Inflamed patients admitted to the intensive care unit after cardiac surgery received large volumes of crystalloid fluids as standard care procedure. The goal is to control the balance between the initial pro-inflammatory phase and the subsequent/compensatory anti-inflammatory phase, the later being associated to immune fatigue and the apparition or re-activation of infections. Infectious complications are responsible for the increased rate of morbidity and mortality in this cardiac surgery population. The inflammatory impacts of each of the crystalloid fluids administered to the patient are still ill-defined and represent an opportunity to better control the hyperinflammation and/or immunosuppression often observed following cardiac surgery. Hence, the investigators will evaluate the activation of the immune system following crystalloid fluid (either Normal saline (NS), PlasmaLyte (PL) or Ringer's Lactate (RL)) administration in this population with regard to one recurrent clinical issue, i.e renal failure.
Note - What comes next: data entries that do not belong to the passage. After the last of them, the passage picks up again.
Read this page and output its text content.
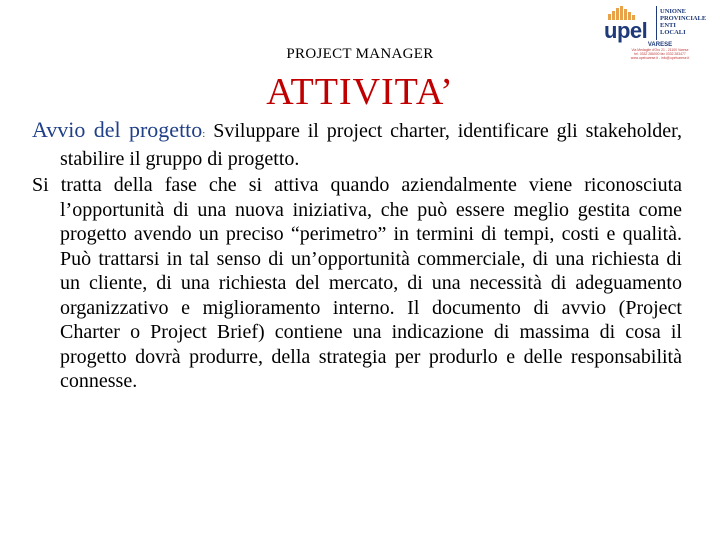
upel
UNIONE
PROVINCIALE
ENTI
LOCALI
VARESE
Via Medaglie d'Oro 21 - 21100 Varese
tel. 0332 286000 fax 0332 283477
www.upelvarese.it - info@upelvarese.it
PROJECT MANAGER
ATTIVITA’

Avvio del progetto: Sviluppare il project charter, identificare gli stakeholder, stabilire il gruppo di progetto.

Si tratta della fase che si attiva quando aziendalmente viene riconosciuta l’opportunità di una nuova iniziativa, che può essere meglio gestita come progetto avendo un preciso “perimetro” in termini di tempi, costi e qualità. Può trattarsi in tal senso di un’opportunità commerciale, di una richiesta di un cliente, di una richiesta del mercato, di una necessità di adeguamento organizzativo e miglioramento interno. Il documento di avvio (Project Charter o Project Brief) contiene una indicazione di massima di cosa il progetto dovrà produrre, della strategia per produrlo e delle responsabilità connesse.
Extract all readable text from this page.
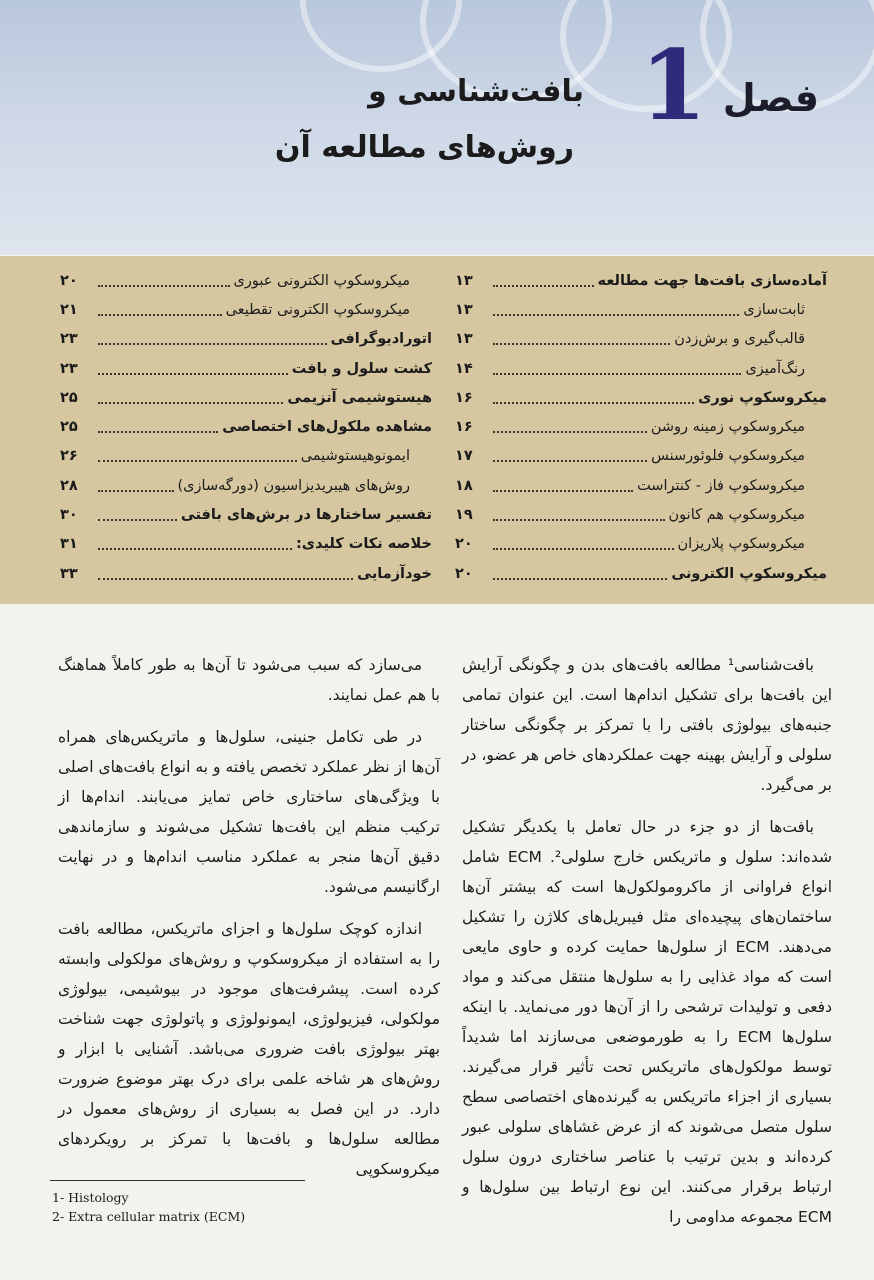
فصل
1
بافت‌شناسی و
روش‌های مطالعه آن
آماده‌سازی بافت‌ها جهت مطالعه
۱۳
ثابت‌سازی
۱۳
قالب‌گیری و برش‌زدن
۱۳
رنگ‌آمیزی
۱۴
میکروسکوپ نوری
۱۶
میکروسکوپ زمینه روشن
۱۶
میکروسکوپ فلوئورسنس
۱۷
میکروسکوپ فاز - کنتراست
۱۸
میکروسکوپ هم کانون
۱۹
میکروسکوپ پلاریزان
۲۰
میکروسکوپ الکترونی
۲۰
میکروسکوپ الکترونی عبوری
۲۰
میکروسکوپ الکترونی تقطیعی
۲۱
اتورادیوگرافی
۲۳
کشت سلول و بافت
۲۳
هیستوشیمی آنزیمی
۲۵
مشاهده ملکول‌های اختصاصی
۲۵
ایمونوهیستوشیمی
۲۶
روش‌های هیبریدیزاسیون (دورگه‌سازی)
۲۸
تفسیر ساختارها در برش‌های بافتی
۳۰
خلاصه نکات کلیدی:
۳۱
خودآزمایی
۳۳

بافت‌شناسی¹ مطالعه بافت‌های بدن و چگونگی آرایش این بافت‌ها برای تشکیل اندام‌ها است. این عنوان تمامی جنبه‌های بیولوژی بافتی را با تمرکز بر چگونگی ساختار سلولی و آرایش بهینه جهت عملکردهای خاص هر عضو، در بر می‌گیرد.

بافت‌ها از دو جزء در حال تعامل با یکدیگر تشکیل شده‌اند: سلول و ماتریکس خارج سلولی². ECM شامل انواع فراوانی از ماکرومولکول‌ها است که بیشتر آن‌ها ساختمان‌های پیچیده‌ای مثل فیبریل‌های کلاژن را تشکیل می‌دهند. ECM از سلول‌ها حمایت کرده و حاوی مایعی است که مواد غذایی را به سلول‌ها منتقل می‌کند و مواد دفعی و تولیدات ترشحی را از آن‌ها دور می‌نماید. با اینکه سلول‌ها ECM را به طورموضعی می‌سازند اما شدیداً توسط مولکول‌های ماتریکس تحت تأثیر قرار می‌گیرند. بسیاری از اجزاء ماتریکس به گیرنده‌های اختصاصی سطح سلول متصل می‌شوند که از عرض غشاهای سلولی عبور کرده‌اند و بدین ترتیب با عناصر ساختاری درون سلول ارتباط برقرار می‌کنند. این نوع ارتباط بین سلول‌ها و ECM مجموعه مداومی را

می‌سازد که سبب می‌شود تا آن‌ها به طور کاملاً هماهنگ با هم عمل نمایند.

در طی تکامل جنینی، سلول‌ها و ماتریکس‌های همراه آن‌ها از نظر عملکرد تخصص یافته و به انواع بافت‌های اصلی با ویژگی‌های ساختاری خاص تمایز می‌یابند. اندام‌ها از ترکیب منظم این بافت‌ها تشکیل می‌شوند و سازماندهی دقیق آن‌ها منجر به عملکرد مناسب اندام‌ها و در نهایت ارگانیسم می‌شود.

اندازه کوچک سلول‌ها و اجزای ماتریکس، مطالعه بافت را به استفاده از میکروسکوپ و روش‌های مولکولی وابسته کرده است. پیشرفت‌های موجود در بیوشیمی، بیولوژی مولکولی، فیزیولوژی، ایمونولوژی و پاتولوژی جهت شناخت بهتر بیولوژی بافت ضروری می‌باشد. آشنایی با ابزار و روش‌های هر شاخه علمی برای درک بهتر موضوع ضرورت دارد. در این فصل به بسیاری از روش‌های معمول در مطالعه سلول‌ها و بافت‌ها با تمرکز بر رویکردهای میکروسکوپی

1- Histology
2- Extra cellular matrix (ECM)
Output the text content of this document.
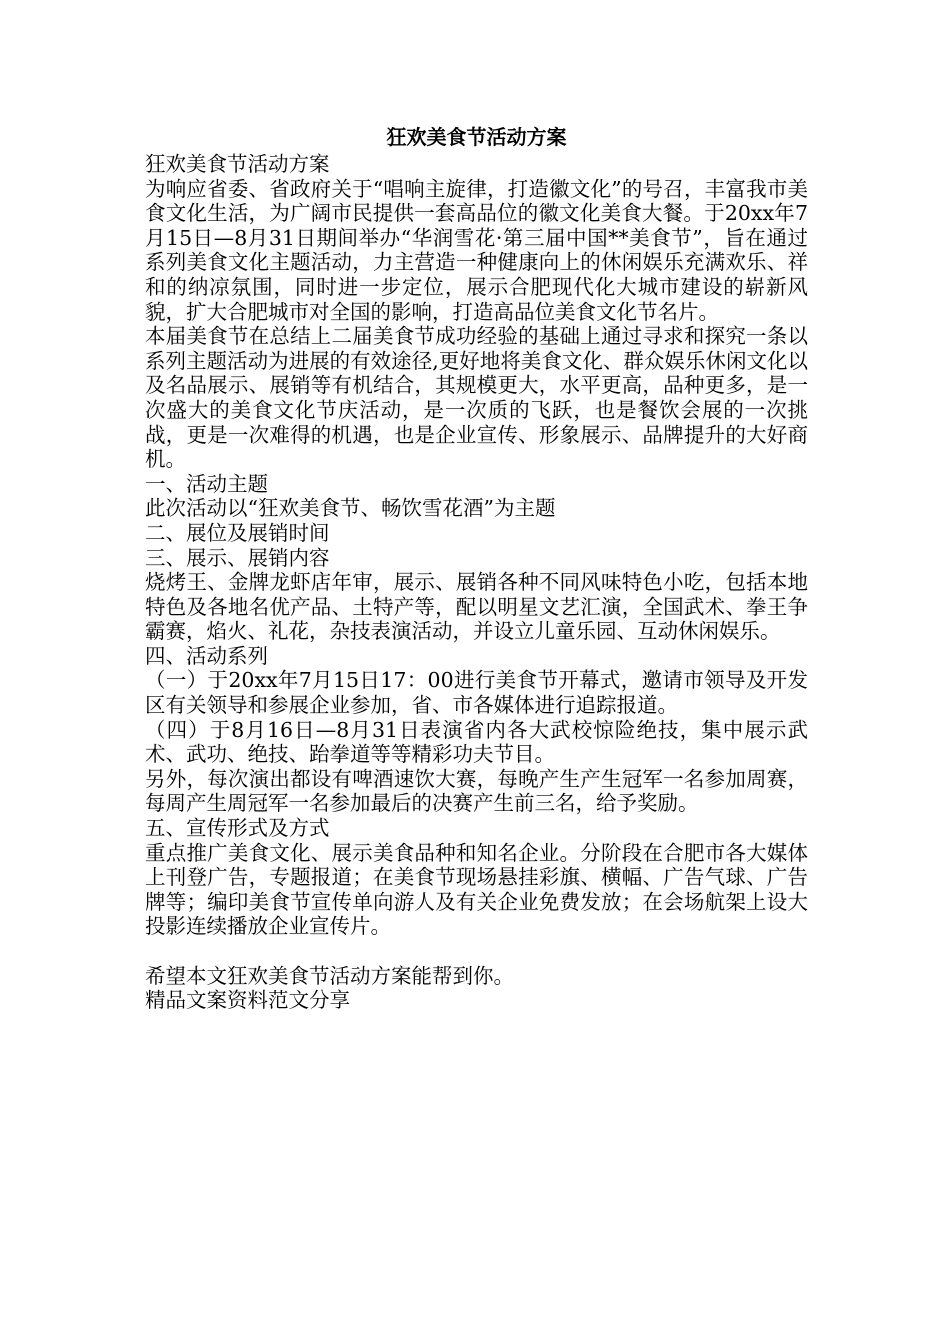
狂欢美食节活动方案

狂欢美食节活动方案

为响应省委、省政府关于“唱响主旋律，打造徽文化”的号召，丰富我市美食文化生活，为广阔市民提供一套高品位的徽文化美食大餐。于20xx年7月15日—8月31日期间举办“华润雪花·第三届中国**美食节”，旨在通过系列美食文化主题活动，力主营造一种健康向上的休闲娱乐充满欢乐、祥和的纳凉氛围，同时进一步定位，展示合肥现代化大城市建设的崭新风貌，扩大合肥城市对全国的影响，打造高品位美食文化节名片。

本届美食节在总结上二届美食节成功经验的基础上通过寻求和探究一条以系列主题活动为进展的有效途径,更好地将美食文化、群众娱乐休闲文化以及名品展示、展销等有机结合，其规模更大，水平更高，品种更多，是一次盛大的美食文化节庆活动，是一次质的飞跃，也是餐饮会展的一次挑战，更是一次难得的机遇，也是企业宣传、形象展示、品牌提升的大好商机。

一、活动主题

此次活动以“狂欢美食节、畅饮雪花酒”为主题

二、展位及展销时间

三、展示、展销内容

烧烤王、金牌龙虾店年审，展示、展销各种不同风味特色小吃，包括本地特色及各地名优产品、土特产等，配以明星文艺汇演，全国武术、拳王争霸赛，焰火、礼花，杂技表演活动，并设立儿童乐园、互动休闲娱乐。

四、活动系列

（一）于20xx年7月15日17：00进行美食节开幕式，邀请市领导及开发区有关领导和参展企业参加，省、市各媒体进行追踪报道。

（四）于8月16日—8月31日表演省内各大武校惊险绝技，集中展示武术、武功、绝技、跆拳道等等精彩功夫节目。

另外，每次演出都设有啤酒速饮大赛，每晚产生产生冠军一名参加周赛，每周产生周冠军一名参加最后的决赛产生前三名，给予奖励。

五、宣传形式及方式

重点推广美食文化、展示美食品种和知名企业。分阶段在合肥市各大媒体上刊登广告，专题报道；在美食节现场悬挂彩旗、横幅、广告气球、广告牌等；编印美食节宣传单向游人及有关企业免费发放；在会场航架上设大投影连续播放企业宣传片。

希望本文狂欢美食节活动方案能帮到你。

精品文案资料范文分享
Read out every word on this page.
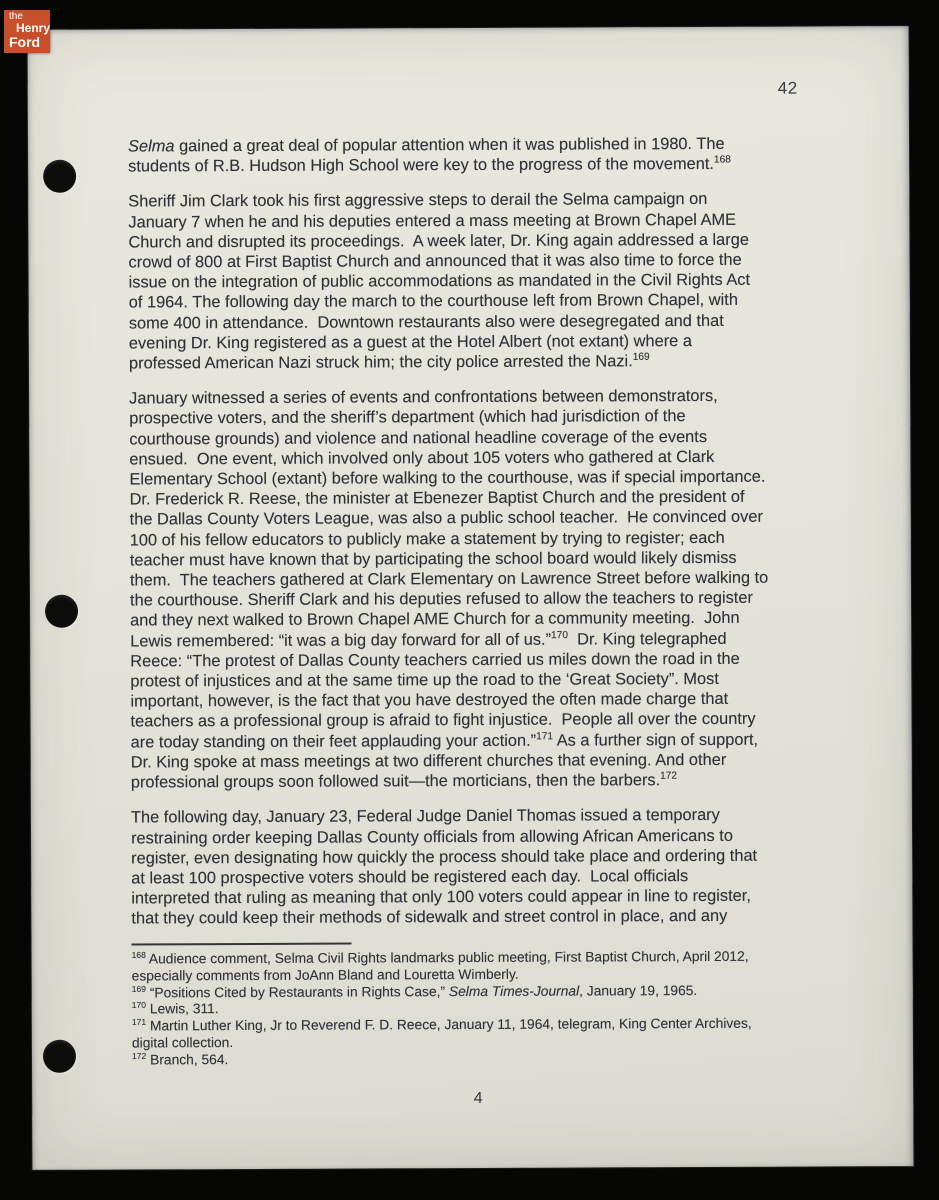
42
Selma gained a great deal of popular attention when it was published in 1980. The
students of R.B. Hudson High School were key to the progress of the movement.$^{168}$
Sheriff Jim Clark took his first aggressive steps to derail the Selma campaign on
January 7 when he and his deputies entered a mass meeting at Brown Chapel AME
Church and disrupted its proceedings.  A week later, Dr. King again addressed a large
crowd of 800 at First Baptist Church and announced that it was also time to force the
issue on the integration of public accommodations as mandated in the Civil Rights Act
of 1964. The following day the march to the courthouse left from Brown Chapel, with
some 400 in attendance.  Downtown restaurants also were desegregated and that
evening Dr. King registered as a guest at the Hotel Albert (not extant) where a
professed American Nazi struck him; the city police arrested the Nazi.$^{169}$
January witnessed a series of events and confrontations between demonstrators,
prospective voters, and the sheriff’s department (which had jurisdiction of the
courthouse grounds) and violence and national headline coverage of the events
ensued.  One event, which involved only about 105 voters who gathered at Clark
Elementary School (extant) before walking to the courthouse, was if special importance.
Dr. Frederick R. Reese, the minister at Ebenezer Baptist Church and the president of
the Dallas County Voters League, was also a public school teacher.  He convinced over
100 of his fellow educators to publicly make a statement by trying to register; each
teacher must have known that by participating the school board would likely dismiss
them.  The teachers gathered at Clark Elementary on Lawrence Street before walking to
the courthouse. Sheriff Clark and his deputies refused to allow the teachers to register
and they next walked to Brown Chapel AME Church for a community meeting.  John
Lewis remembered: “it was a big day forward for all of us.”$^{170}$  Dr. King telegraphed
Reece: “The protest of Dallas County teachers carried us miles down the road in the
protest of injustices and at the same time up the road to the ‘Great Society”. Most
important, however, is the fact that you have destroyed the often made charge that
teachers as a professional group is afraid to fight injustice.  People all over the country
are today standing on their feet applauding your action.”$^{171}$ As a further sign of support,
Dr. King spoke at mass meetings at two different churches that evening. And other
professional groups soon followed suit—the morticians, then the barbers.$^{172}$
The following day, January 23, Federal Judge Daniel Thomas issued a temporary
restraining order keeping Dallas County officials from allowing African Americans to
register, even designating how quickly the process should take place and ordering that
at least 100 prospective voters should be registered each day.  Local officials
interpreted that ruling as meaning that only 100 voters could appear in line to register,
that they could keep their methods of sidewalk and street control in place, and any
$^{168}$ Audience comment, Selma Civil Rights landmarks public meeting, First Baptist Church, April 2012,
especially comments from JoAnn Bland and Louretta Wimberly.
$^{169}$ “Positions Cited by Restaurants in Rights Case,” Selma Times-Journal, January 19, 1965.
$^{170}$ Lewis, 311.
$^{171}$ Martin Luther King, Jr to Reverend F. D. Reece, January 11, 1964, telegram, King Center Archives,
digital collection.
$^{172}$ Branch, 564.
4
the
Henry
Ford
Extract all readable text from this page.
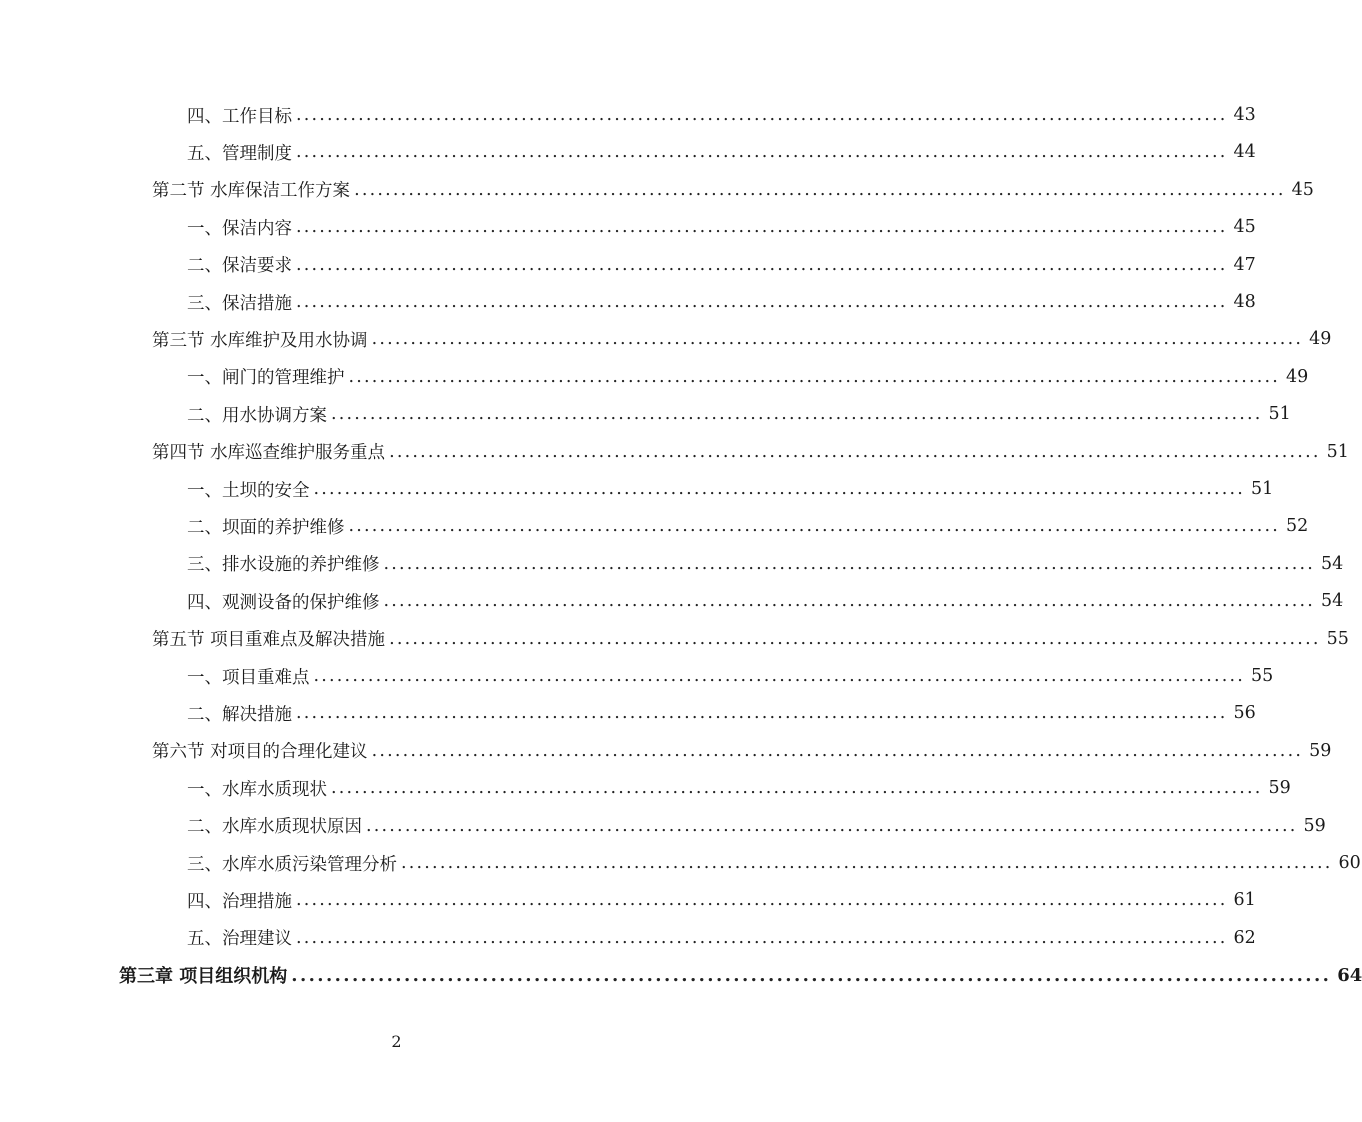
四、工作目标 ........................................................................................................................ 43
五、管理制度 ........................................................................................................................ 44
第二节 水库保洁工作方案 ........................................................................................................................ 45
一、保洁内容 ........................................................................................................................ 45
二、保洁要求 ........................................................................................................................ 47
三、保洁措施 ........................................................................................................................ 48
第三节 水库维护及用水协调 ........................................................................................................................ 49
一、闸门的管理维护 ........................................................................................................................ 49
二、用水协调方案 ........................................................................................................................ 51
第四节 水库巡查维护服务重点 ........................................................................................................................ 51
一、土坝的安全 ........................................................................................................................ 51
二、坝面的养护维修 ........................................................................................................................ 52
三、排水设施的养护维修 ........................................................................................................................ 54
四、观测设备的保护维修 ........................................................................................................................ 54
第五节 项目重难点及解决措施 ........................................................................................................................ 55
一、项目重难点 ........................................................................................................................ 55
二、解决措施 ........................................................................................................................ 56
第六节 对项目的合理化建议 ........................................................................................................................ 59
一、水库水质现状 ........................................................................................................................ 59
二、水库水质现状原因 ........................................................................................................................ 59
三、水库水质污染管理分析 ........................................................................................................................ 60
四、治理措施 ........................................................................................................................ 61
五、治理建议 ........................................................................................................................ 62
第三章 项目组织机构 ........................................................................................................................ 64
2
The hypothesis is that LR is less ''immuno-activator'' on monocytes than NS and PL. The objectives are: 1-evaluate the inflammatory profiles of each of the crystalloid fluids in consent cardiac surgery patients during their stay in the intensive care unit by studying white blood cell phenotypes and inflammatory cytokines present in plasma and 2-evaluate the impacts of crystalloid fluids in vitro using white blood cell from cardiac surgery patients obtained before surgery.